Moreover, there are others that proposed energy management system model [5, 6] with Blockchain based on the result of this paper.

[1] Renewable energy sources from the perspective of blockchain integration: From theory to application
[2] Designing for justice in electricity systems: A comparison of smart grid experiments in the Netherlands
[3] Many actors amongst multiple renewables: A systematic review of actor involvement in complementarity of renewable energy sources
[4] Connecting the grids: A review of blockchain governance in distributed energy transitions
[5] A novel decentralized platform for peer-to-peer energy trading market with blockchain technology
[6] ​​A Blockchain-Based Configuration for Balancing the Electricity Grid with Distributed Assets

@EasonC13 Thanks for an enlightening summary of a paper that analyzes a hypothetical large-scale use-case of blockchain technology.

In the abstract of the paper, the authors conclude that “the impact of blockchain does not seem to be as disruptive and decentralizing as may be expected”. In my opinion, this seems to be a common denominator for most mature industries, such as the electricity system, where no tangible disruption has yet occurred as a result of blockchain - with finance as a notable exception. This finding is in line with more recent research on the question of whether blockchain is a disruptive or sustaining innovation, e.g. MIT (2022) who finds that most experts agree that blockchain is more likely to be a sustaining innovation than a disruptive innovation. I am curious as to whether you agree on this view?

Another aspect of the paper that caught my attention is that according to the study the only new actor/function to emerge due to blockchain is that of “controlling and operating the blockchain platform”, i.e. a blockchain operator. Yet, similar to other public blockchains, e.g. Ethereum, once the code and network infrastructure is in place it would seem plausible that the network itself is handed over to the local community, i.e. the LEM, who wants to participate in it.

This brings me to my second point. If a local energy market exists on a public blockchain is it then not possible to represent grid infrastructure as e.g. NFTs and import electricity production data from prosumers and producers through oracles? And, if so, do you think this will enable the formation of community-level DAOs that take a more active approach in distributing rents from energy markets?

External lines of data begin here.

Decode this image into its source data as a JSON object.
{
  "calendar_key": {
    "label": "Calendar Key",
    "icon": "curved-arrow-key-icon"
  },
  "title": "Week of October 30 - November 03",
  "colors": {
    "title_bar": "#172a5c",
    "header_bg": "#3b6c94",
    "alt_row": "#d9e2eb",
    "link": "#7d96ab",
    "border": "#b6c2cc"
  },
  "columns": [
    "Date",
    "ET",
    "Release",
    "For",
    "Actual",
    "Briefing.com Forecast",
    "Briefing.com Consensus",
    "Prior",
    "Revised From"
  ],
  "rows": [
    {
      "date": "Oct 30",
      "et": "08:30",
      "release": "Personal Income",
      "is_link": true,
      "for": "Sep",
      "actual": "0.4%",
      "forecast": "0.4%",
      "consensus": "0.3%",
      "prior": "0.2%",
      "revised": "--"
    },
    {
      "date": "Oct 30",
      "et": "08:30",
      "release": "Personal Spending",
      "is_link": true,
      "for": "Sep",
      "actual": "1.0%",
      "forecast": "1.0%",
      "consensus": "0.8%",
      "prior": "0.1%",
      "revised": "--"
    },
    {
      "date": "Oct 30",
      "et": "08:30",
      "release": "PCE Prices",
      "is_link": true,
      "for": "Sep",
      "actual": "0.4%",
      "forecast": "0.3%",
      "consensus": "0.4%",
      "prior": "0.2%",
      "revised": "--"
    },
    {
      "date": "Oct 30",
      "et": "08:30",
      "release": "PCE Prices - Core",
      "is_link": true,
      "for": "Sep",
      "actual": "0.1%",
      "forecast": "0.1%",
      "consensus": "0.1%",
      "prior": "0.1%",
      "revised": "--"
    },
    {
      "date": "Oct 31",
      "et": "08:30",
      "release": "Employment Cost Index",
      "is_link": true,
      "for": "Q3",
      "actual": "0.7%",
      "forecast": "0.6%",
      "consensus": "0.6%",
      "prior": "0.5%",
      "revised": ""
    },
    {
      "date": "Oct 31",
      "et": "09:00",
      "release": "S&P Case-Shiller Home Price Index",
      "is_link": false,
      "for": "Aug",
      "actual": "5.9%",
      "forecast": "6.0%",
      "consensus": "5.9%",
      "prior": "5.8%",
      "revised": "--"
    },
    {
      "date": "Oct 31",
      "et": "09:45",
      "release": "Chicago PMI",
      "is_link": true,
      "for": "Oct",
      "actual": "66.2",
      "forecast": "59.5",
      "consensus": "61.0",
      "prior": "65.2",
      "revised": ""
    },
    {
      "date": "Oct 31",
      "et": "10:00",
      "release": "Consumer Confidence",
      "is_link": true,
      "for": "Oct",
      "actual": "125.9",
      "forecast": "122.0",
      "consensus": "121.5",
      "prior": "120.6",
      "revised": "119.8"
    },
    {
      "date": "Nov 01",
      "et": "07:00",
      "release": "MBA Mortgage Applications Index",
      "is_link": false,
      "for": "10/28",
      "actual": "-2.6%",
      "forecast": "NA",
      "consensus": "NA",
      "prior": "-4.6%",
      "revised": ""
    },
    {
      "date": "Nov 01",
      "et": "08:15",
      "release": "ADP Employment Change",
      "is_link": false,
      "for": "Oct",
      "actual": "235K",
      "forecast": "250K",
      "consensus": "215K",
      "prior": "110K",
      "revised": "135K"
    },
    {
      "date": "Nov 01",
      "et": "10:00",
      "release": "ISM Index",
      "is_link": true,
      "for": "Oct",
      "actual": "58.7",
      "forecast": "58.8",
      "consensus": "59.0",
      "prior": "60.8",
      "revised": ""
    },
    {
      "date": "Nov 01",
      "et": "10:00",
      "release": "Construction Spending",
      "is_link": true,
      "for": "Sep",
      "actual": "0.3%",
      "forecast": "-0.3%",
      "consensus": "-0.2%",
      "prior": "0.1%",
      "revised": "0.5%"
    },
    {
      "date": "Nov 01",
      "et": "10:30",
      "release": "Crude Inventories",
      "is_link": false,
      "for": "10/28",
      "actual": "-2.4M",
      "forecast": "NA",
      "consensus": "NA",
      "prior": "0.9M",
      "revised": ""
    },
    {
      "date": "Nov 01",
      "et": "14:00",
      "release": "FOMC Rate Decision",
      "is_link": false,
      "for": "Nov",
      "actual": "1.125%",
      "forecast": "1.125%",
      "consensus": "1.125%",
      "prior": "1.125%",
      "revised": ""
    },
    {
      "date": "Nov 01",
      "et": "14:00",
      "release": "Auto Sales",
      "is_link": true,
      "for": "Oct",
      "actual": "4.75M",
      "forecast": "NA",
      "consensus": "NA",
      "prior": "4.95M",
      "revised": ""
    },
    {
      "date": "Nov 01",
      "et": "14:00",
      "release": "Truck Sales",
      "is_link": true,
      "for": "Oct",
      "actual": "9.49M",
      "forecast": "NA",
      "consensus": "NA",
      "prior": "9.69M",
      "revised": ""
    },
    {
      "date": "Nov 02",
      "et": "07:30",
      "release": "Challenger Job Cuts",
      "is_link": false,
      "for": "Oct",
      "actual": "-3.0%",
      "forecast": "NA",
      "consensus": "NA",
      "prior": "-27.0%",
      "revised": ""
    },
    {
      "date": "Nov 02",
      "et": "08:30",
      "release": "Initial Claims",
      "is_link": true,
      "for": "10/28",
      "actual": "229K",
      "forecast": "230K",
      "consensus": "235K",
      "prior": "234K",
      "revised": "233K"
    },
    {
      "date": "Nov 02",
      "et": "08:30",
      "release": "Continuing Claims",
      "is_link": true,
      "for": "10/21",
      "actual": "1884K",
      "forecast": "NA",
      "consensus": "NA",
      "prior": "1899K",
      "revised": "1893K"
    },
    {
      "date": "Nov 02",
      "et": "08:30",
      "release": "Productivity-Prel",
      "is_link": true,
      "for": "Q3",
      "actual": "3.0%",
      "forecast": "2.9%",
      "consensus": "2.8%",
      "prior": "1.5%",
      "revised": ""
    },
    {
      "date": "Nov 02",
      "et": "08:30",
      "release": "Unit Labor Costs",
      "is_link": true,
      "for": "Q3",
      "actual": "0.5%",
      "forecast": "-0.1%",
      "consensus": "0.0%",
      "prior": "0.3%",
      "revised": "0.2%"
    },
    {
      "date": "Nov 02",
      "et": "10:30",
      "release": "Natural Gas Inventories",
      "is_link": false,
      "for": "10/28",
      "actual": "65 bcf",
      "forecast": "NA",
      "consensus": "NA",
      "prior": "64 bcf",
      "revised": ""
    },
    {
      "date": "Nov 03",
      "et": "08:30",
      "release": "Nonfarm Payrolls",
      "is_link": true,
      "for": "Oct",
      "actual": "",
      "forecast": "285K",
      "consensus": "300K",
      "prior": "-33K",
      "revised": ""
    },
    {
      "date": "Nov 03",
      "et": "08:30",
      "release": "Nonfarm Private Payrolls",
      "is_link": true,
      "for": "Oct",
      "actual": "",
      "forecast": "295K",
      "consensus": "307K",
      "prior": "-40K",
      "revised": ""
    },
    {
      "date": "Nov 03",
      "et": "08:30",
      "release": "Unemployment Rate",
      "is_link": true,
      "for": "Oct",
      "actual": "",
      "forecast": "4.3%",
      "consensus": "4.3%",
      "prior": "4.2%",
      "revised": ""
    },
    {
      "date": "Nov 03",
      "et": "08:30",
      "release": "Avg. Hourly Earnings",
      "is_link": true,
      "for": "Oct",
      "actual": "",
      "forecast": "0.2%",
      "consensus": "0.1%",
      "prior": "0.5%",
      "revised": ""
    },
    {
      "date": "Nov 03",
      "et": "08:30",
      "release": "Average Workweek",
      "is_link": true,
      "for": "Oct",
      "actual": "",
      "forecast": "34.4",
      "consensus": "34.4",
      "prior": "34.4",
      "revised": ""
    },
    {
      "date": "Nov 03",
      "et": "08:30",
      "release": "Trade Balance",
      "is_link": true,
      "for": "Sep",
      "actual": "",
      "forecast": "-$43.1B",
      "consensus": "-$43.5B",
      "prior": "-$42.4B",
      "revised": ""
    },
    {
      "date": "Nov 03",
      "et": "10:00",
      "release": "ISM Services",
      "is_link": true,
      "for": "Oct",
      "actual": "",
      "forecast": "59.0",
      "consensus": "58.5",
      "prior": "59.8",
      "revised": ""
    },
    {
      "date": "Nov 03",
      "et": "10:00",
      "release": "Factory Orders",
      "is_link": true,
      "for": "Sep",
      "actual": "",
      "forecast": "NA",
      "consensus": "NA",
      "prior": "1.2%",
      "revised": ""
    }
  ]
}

Also, do you find a complete migration of a local energy market to a blockchain feasible, and, if yes, how do you think it could potentially alter the network analysis conducted in the paper?

@windr
Thanks for your inspiring response, you ask many interesting questions that helps me to think deeper!

most experts agree that blockchain is more likely to be a sustaining innovation than a disruptive innovation. I am curious as to whether you agree on this view?

Yes I agree, I think as the performance (TPS) and standard of blockchain improve, the things Blockchain can practically come in handy will increase and gradually reveal its true potential.

Regarding your second point, I consider DAO is a good way. However, complete migration to the existing blockchain network has some concerns,s such as Gas Fee. Actually, I prefer a layer2 network focus on LEM because it is for ‘Local’ Energy Market and build a DAO for that layer 2 networks. Then, the token, NFT and oracle can run on that network. After all, if LEM use layer 2 as their solution, they might need to include cross-chain maintainer and developer into network analysis, too.